By: Pradeep Reddy - April 24, 2024
Discussions to this article
As per section 16(4) of the CGST Act, GST credit in respect of any invoice or debit note for goods or services or both, procured in a financial year should be availed on or before 30th November of the following financial year. Based on the provisions above, the restriction to avail GST credit within the aforesaid time limit is applicable only in the case of tax invoices or debit notes but not for bills of entry or TR-6 challan. Therefore, GST credit on incremental IGST can be availed irrespective of the period in which such imports were made. Sir, it is seen that when the import paid the past import duty when not paid or less paid due to classification issue and any other issue by TR-6 Challan (manually) they did not get the GST Credit. It will be cumbersome to get the GST credit. It is requested to please elaborate the procedure about the GST credit when importer has paid the duty with Challan and manually. It will be also beneficial to know that which section in Customs or GST will process this request.

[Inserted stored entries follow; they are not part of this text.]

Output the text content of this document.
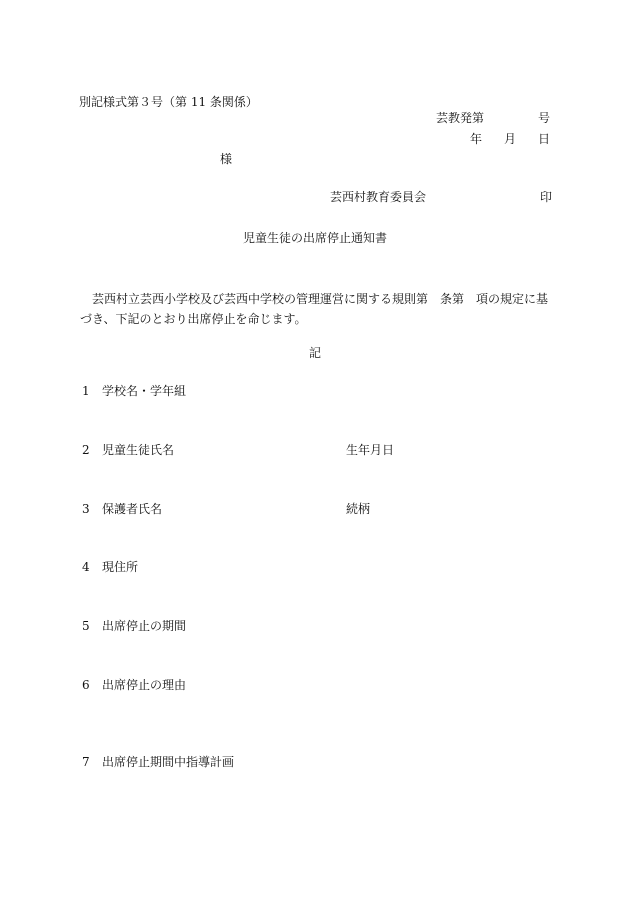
別記様式第３号（第 11 条関係）
芸教発第	号
年 月 日
様
芸西村教育委員会	印
児童生徒の出席停止通知書
芸西村立芸西小学校及び芸西中学校の管理運営に関する規則第　条第　項の規定に基づき、下記のとおり出席停止を命じます。
記
1 学校名・学年組
2 児童生徒氏名	生年月日
3 保護者氏名	続柄
4 現住所
5 出席停止の期間
6 出席停止の理由
7 出席停止期間中指導計画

Hi Pradeep Ji, I was looking for an article or discussion on how to avail input tax credit of IGST paid through manual TR-6 Challans as duty on debonding of capital goods in STPI/ SEZ which were imported duty free originally. I was not sure whether TR-6 is a document prescribed for payment of customs duty and can be considered a valid document as per Rule 36 of CGST Rules. During my long search, I came across your article which is similar to above scenario since incremental IGST duty has been paid with TR-6 Challans. Also, I came across Customs Circular no. 16/2023 (https://taxinformation.cbic.gov.in/view-pdf/1003163/ENG/Circulars) relating to similar incremental IGST payment scenario and availment of ITC/ Refund. Adding to Mr. MK Singh's request, requesting you to please elaborate the detailed procedure to follow to get the BOE reassessed and get the BOE data flowing from ICEGATE to GSTN portal and how to make the challan payment. Thanks and Regards, CA. Shivam Agrawal
Rule 36 (1) (d) says that input tax credit can be availed based on a bill of entry or any similar document prescribed under the Customs Act, 1962 or rules made thereunder for the assessment of integrated tax on imports. Since the Customs law allows payment of Incremental Customs Duty through TR-6 Challan, such TR-6 Challan can be construed as "any similar document prescribed under the Customs Act, 1962" mentioned in Rule 36. Therefore, credit can be availed manually in GSTR-3B based on the TR-6 Challan. While it may be disputed by the GST authorities at the adjudication level, it can be defended based on merits at the appellate/tribunal level. Separately, it may be noted that Rule 36 (4) does not mandate that the bill of entry should appear in GSTR-2A/2B to be eligible to avail of ITC. Therefore, availing ITC based on TR-6 Challan though not reflected in GSTR-2A/2B is valid. Alternatively, the importers may approach the Customs authorities to reassess the bill of entry, who may reassess the bill of entry and incremental duty may be pushed from ICEGATE to the GST portal. Usually, it is time a consuming process. The importer may choose the appropriate option considering the above.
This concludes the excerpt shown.